Contracts on the S&P 500 Index wiped out a small advance after the New York Police Department tweeted that it was responding to reports of an explosion at the Port Authority bus terminal on 42nd St. The dollar extended a loss and gold advanced.
Earlier, European shares struggled for direction ahead of week that will be heavily influenced by central bank decisions. Most European bonds rose and the euro climbed. Sterling slipped as some of the promises made to clinch a breakthrough Brexit deal last week started to fray. In Asia, the Nikkei 225 reclaimed a 26-year high as stocks in Tokyo closed firmer although volumes were subdued.
Market focus returns to central banks this week with the Fed expected to raise rates at its meeting on Wednesday and the European Central Bank to reveal details of plans to taper asset purchases on Thursday. The Bank of England and Swiss National Bank also meet. With the world economy heading into its strongest period since 2011, Wall Street economists are telling investors to brace for the biggest tightening of monetary policy in more than a decade.

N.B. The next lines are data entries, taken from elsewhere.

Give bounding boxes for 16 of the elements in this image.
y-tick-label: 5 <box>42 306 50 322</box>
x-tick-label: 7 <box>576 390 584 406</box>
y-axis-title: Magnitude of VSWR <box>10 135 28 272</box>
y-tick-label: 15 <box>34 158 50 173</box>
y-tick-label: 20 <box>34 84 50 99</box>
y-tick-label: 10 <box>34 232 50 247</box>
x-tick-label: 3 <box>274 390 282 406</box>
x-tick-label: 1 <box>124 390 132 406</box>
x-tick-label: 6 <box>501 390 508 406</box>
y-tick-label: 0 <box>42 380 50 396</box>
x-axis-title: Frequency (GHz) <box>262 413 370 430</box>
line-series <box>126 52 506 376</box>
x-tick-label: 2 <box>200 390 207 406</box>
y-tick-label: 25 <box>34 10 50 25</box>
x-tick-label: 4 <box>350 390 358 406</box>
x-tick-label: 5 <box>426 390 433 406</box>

Elsewhere, oil declined to around $57 a barrel as U.S. drillers expanded the crude rig count to a three-month high. Bitcoin futures began trading in Chicago and at one point jumped as much as 25 percent.

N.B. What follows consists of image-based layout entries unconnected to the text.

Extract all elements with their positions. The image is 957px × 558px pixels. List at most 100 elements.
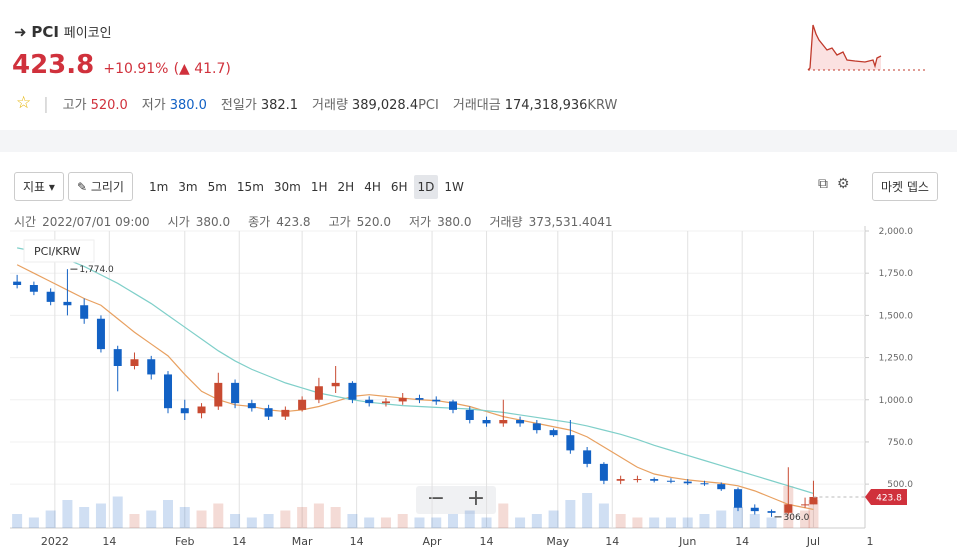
volume-bar — [582, 493, 593, 528]
stat: 거래량 389,028.4PCI — [312, 94, 439, 113]
divider: | — [43, 93, 49, 113]
info-label: 거래량 — [489, 215, 523, 229]
candle-body — [700, 483, 709, 485]
candle-body — [113, 349, 122, 366]
draw-button[interactable]: ✎ 그리기 — [67, 172, 133, 201]
indicator-button[interactable]: 지표 ▾ — [14, 172, 64, 201]
zoom-in[interactable]: + — [467, 486, 485, 511]
spark-line — [807, 24, 882, 71]
stat-value: 174,318,936 — [504, 97, 588, 113]
stat-label: 거래량 — [312, 97, 348, 113]
candle-body — [616, 479, 625, 481]
stat: 거래대금 174,318,936KRW — [453, 94, 617, 113]
volume-bar — [364, 517, 375, 528]
candle-body — [583, 450, 592, 464]
settings-icon[interactable]: ⚙ — [836, 176, 850, 192]
x-tick-label: Jun — [678, 535, 696, 548]
x-tick-label: Apr — [423, 535, 443, 548]
stat: 전일가 382.1 — [221, 94, 298, 113]
interval-button[interactable]: 1m — [148, 179, 169, 194]
volume-bar — [733, 507, 744, 528]
candle-body — [29, 285, 38, 292]
interval-button[interactable]: 5m — [207, 179, 227, 194]
volume-bar — [682, 517, 693, 528]
toolbar-icons: ⧉ ⚙ — [818, 176, 849, 192]
info-item: 시가 380.0 — [168, 215, 230, 229]
stat: 고가 520.0 — [63, 94, 128, 113]
change-amount: (▲ 41.7) — [173, 61, 231, 77]
candle-body — [801, 504, 810, 506]
stat-unit: PCI — [418, 97, 439, 113]
candle-body — [717, 484, 726, 490]
volume-bar — [263, 514, 274, 528]
volume-bar — [548, 510, 559, 528]
stat: 저가 380.0 — [142, 94, 207, 113]
interval-button[interactable]: 30m — [273, 179, 301, 194]
candle-body — [532, 423, 541, 431]
interval-button[interactable]: 1H — [310, 179, 328, 194]
stat-label: 전일가 — [220, 97, 257, 113]
info-value: 373,531.4041 — [528, 215, 613, 229]
candle-body — [784, 504, 793, 513]
y-tick-label: 500.0 — [887, 480, 913, 490]
x-tick-label: 14 — [232, 535, 246, 548]
toolbar: 지표 ▾ ✎ 그리기 1m 3m 5m 15m 30m 1H 2H 4H 6H 1D 1W — [14, 172, 470, 201]
x-tick-label: 1 — [867, 535, 874, 548]
volume-bar — [766, 517, 777, 528]
market-depth-button[interactable]: 마켓 뎁스 — [872, 172, 938, 201]
volume-bar — [598, 503, 609, 528]
candle-body — [281, 409, 290, 417]
label: 지표 — [23, 180, 46, 194]
x-tick-label: 2022 — [41, 535, 69, 548]
interval-button[interactable]: 15m — [236, 179, 264, 194]
candle-body — [96, 318, 105, 350]
favorite-star[interactable]: ☆ — [16, 93, 32, 113]
interval-button[interactable]: 3m — [178, 179, 198, 194]
volume-bar — [347, 514, 358, 528]
symbol: PCI — [31, 23, 59, 41]
annotation: 1,774.0 — [79, 265, 114, 275]
x-tick-label: May — [546, 535, 569, 548]
volume-bar — [515, 517, 526, 528]
last-price-label: 423.8 — [876, 493, 902, 503]
stat-label: 거래대금 — [452, 97, 501, 113]
x-tick-label: 14 — [480, 535, 494, 548]
volume-bar — [481, 517, 492, 528]
volume-bar — [380, 517, 391, 528]
candle-body — [499, 420, 508, 424]
interval-button[interactable]: 4H — [364, 179, 381, 194]
volume-bar — [179, 507, 190, 528]
y-tick-label: 750.0 — [887, 438, 913, 448]
info-item: 거래량 373,531.4041 — [489, 215, 612, 229]
interval-button[interactable]: 6H — [390, 179, 408, 194]
x-tick-label: Jul — [806, 535, 820, 548]
popout-icon[interactable]: ⧉ — [818, 176, 828, 192]
stat-value: 380.0 — [169, 97, 207, 113]
candle-body — [683, 481, 692, 484]
zoom-out[interactable]: − — [427, 486, 445, 511]
info-label: 종가 — [248, 215, 271, 229]
candle-body — [566, 435, 575, 451]
candle-body — [650, 479, 659, 481]
volume-bar — [28, 517, 39, 528]
intervals: 1m 3m 5m 15m 30m 1H 2H 4H 6H 1D 1W — [145, 174, 470, 199]
volume-bar — [129, 514, 140, 528]
candle-body — [231, 382, 240, 404]
interval-button[interactable]: 2H — [337, 179, 355, 194]
x-tick-label: 14 — [605, 535, 619, 548]
candle-body — [482, 420, 491, 424]
interval-button[interactable]: 1W — [444, 179, 464, 194]
volume-bar — [79, 507, 90, 528]
sparkline — [807, 24, 927, 71]
candle-body — [750, 507, 759, 512]
candle-body — [465, 409, 474, 420]
candle-body — [214, 382, 223, 407]
volume-bar — [146, 510, 157, 528]
y-tick-label: 1,000.0 — [879, 396, 914, 406]
candle-body — [449, 401, 458, 410]
interval-button[interactable]: 1D — [413, 174, 439, 199]
candle-body — [331, 382, 340, 387]
y-tick-label: 1,250.0 — [879, 354, 914, 364]
volume-bar — [397, 514, 408, 528]
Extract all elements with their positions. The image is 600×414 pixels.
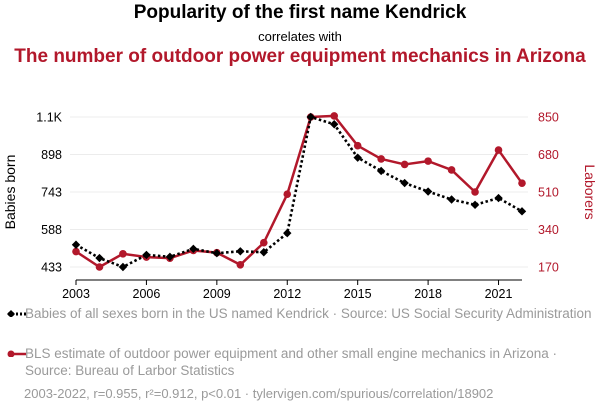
laborers-point	[236, 260, 245, 269]
x-tick-label: 2021	[485, 287, 513, 301]
plot-area	[71, 112, 527, 272]
babies-point	[330, 120, 339, 129]
chart-subtitle: correlates with	[258, 29, 342, 44]
laborers-point	[72, 247, 80, 256]
babies-point	[376, 166, 386, 176]
babies-point	[423, 187, 433, 196]
axes: 433 170 588 340 743 510 898 680 1.1K 850 2003 2006 2…	[2, 111, 598, 302]
laborers-point	[95, 263, 104, 271]
left-tick-label: 433	[41, 261, 62, 275]
chart-footer: 2003-2022, r=0.955, r²=0.912, p<0.01 · t…	[24, 386, 494, 401]
chart-title-secondary: The number of outdoor power equipment me…	[14, 46, 586, 67]
laborers-point	[283, 190, 292, 199]
babies-point	[259, 248, 268, 257]
right-tick-label: 170	[538, 261, 559, 275]
babies-point	[494, 193, 503, 203]
chart-title: Popularity of the first name Kendrick	[133, 2, 467, 23]
laborers-point	[353, 141, 362, 150]
laborers-point	[330, 112, 339, 120]
left-axis-label: Babies born	[2, 155, 18, 230]
babies-point	[400, 178, 409, 188]
legend-label-babies: Babies of all sexes born in the US named…	[25, 306, 592, 321]
laborers-point	[259, 238, 268, 247]
x-tick-label: 2006	[133, 287, 161, 301]
laborers-point	[518, 179, 526, 187]
babies-point	[71, 240, 81, 249]
babies-point	[142, 250, 151, 260]
right-tick-label: 850	[538, 111, 559, 125]
x-tick-label: 2009	[203, 287, 231, 301]
babies-point	[447, 195, 456, 204]
legend-swatch-babies	[7, 310, 26, 317]
laborers-point	[400, 160, 409, 169]
legend-item-babies: Babies of all sexes born in the US named…	[6, 305, 596, 322]
babies-point	[118, 262, 128, 272]
left-tick-label: 898	[41, 148, 62, 162]
laborers-line	[75, 114, 524, 269]
babies-point	[353, 153, 362, 162]
laborers-point	[377, 155, 385, 163]
babies-point	[517, 207, 527, 216]
right-tick-label: 340	[538, 223, 559, 237]
legend-label-laborers: BLS estimate of outdoor power equipment …	[25, 346, 558, 378]
babies-point	[236, 247, 245, 256]
x-tick-label: 2018	[414, 287, 442, 301]
laborers-point	[494, 146, 503, 154]
babies-line	[75, 115, 523, 269]
babies-point	[189, 244, 198, 254]
babies-point	[306, 112, 315, 122]
right-tick-label: 680	[538, 148, 559, 162]
babies-point	[470, 200, 480, 210]
grid-lines	[70, 116, 528, 268]
babies-point	[165, 252, 175, 262]
x-tick-label: 2003	[62, 287, 90, 301]
legend-swatch-laborers	[7, 350, 26, 357]
laborers-point	[424, 157, 432, 165]
right-tick-label: 510	[538, 186, 559, 200]
laborers-point	[119, 249, 127, 258]
babies-point	[212, 249, 222, 258]
left-tick-label: 1.1K	[36, 111, 62, 125]
right-axis-label: Laborers	[582, 164, 598, 219]
x-tick-label: 2012	[273, 287, 301, 301]
laborers-point	[447, 166, 456, 174]
left-tick-label: 743	[41, 186, 62, 200]
laborers-point	[471, 188, 479, 196]
babies-point	[283, 228, 292, 238]
left-tick-label: 588	[41, 223, 62, 237]
x-tick-label: 2015	[344, 287, 372, 301]
legend-item-laborers: BLS estimate of outdoor power equipment …	[6, 345, 596, 379]
babies-point	[95, 253, 104, 263]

Here are some of the key events scheduled for this week:
Fed policy makers on Wednesday are projected to raise the target range for their benchmark interest rate against a backdrop of continuing robust U.S. economic conditions, a vibrant labor market and forecasts for inflation to pick up.
The European Central Bank, the Bank of England and the Swiss National Bank set monetary policy at their respective meetings on Thursday.
Among top U.S. economic reports are consumer inflation on Wednesday and retail sales on Thursday.
European lawmakers continue to debate Brexit and weigh moves on the next step, while North America Free Trade Agreement negotiators meet again.
And these are the main moves in markets:
Futures on the S&P 500 fell less than 0.1 percent at 8:06 a.m. in New York.
The Stoxx Europe 600 Index declined 0.1 percent.
Japan’s Nikkei 225 Stock Average climbed 0.6 percent to the highest in about 26 years.
The MSCI Asia Pacific Index jumped 0.7 percent to the highest in more than a week.
The MSCI Emerging Market Index increased 0.7 percent to the highest in a week.
The Bloomberg Dollar Spot Index declined 0.2 percent.
The euro climbed 0.2 percent to $1.1795.
The British pound dipped 0.1 percent to $1.337, the weakest in almost two weeks.
The Japanese yen advanced 0.2 percent to 113.28 per dollar.
The yield on 10-year Treasuries declined two basis points to 2.35 percent.
Germany’s 10-year yield fell three basis points to 0.28 percent, the lowest in more than five months.
Britain’s 10-year yield decreased seven basis points to 1.208 percent, the lowest in almost three months.
Japan’s 10-year yield dipped less than one basis point to 0.05 percent.
West Texas Intermediate crude advanced 0.3 percent to $57.55 a barrel.
Gold gained 0.2 percent to $1,250.88 an ounce.
Copper increased 0.1 percent to $2.98 a pound, the highest in a week.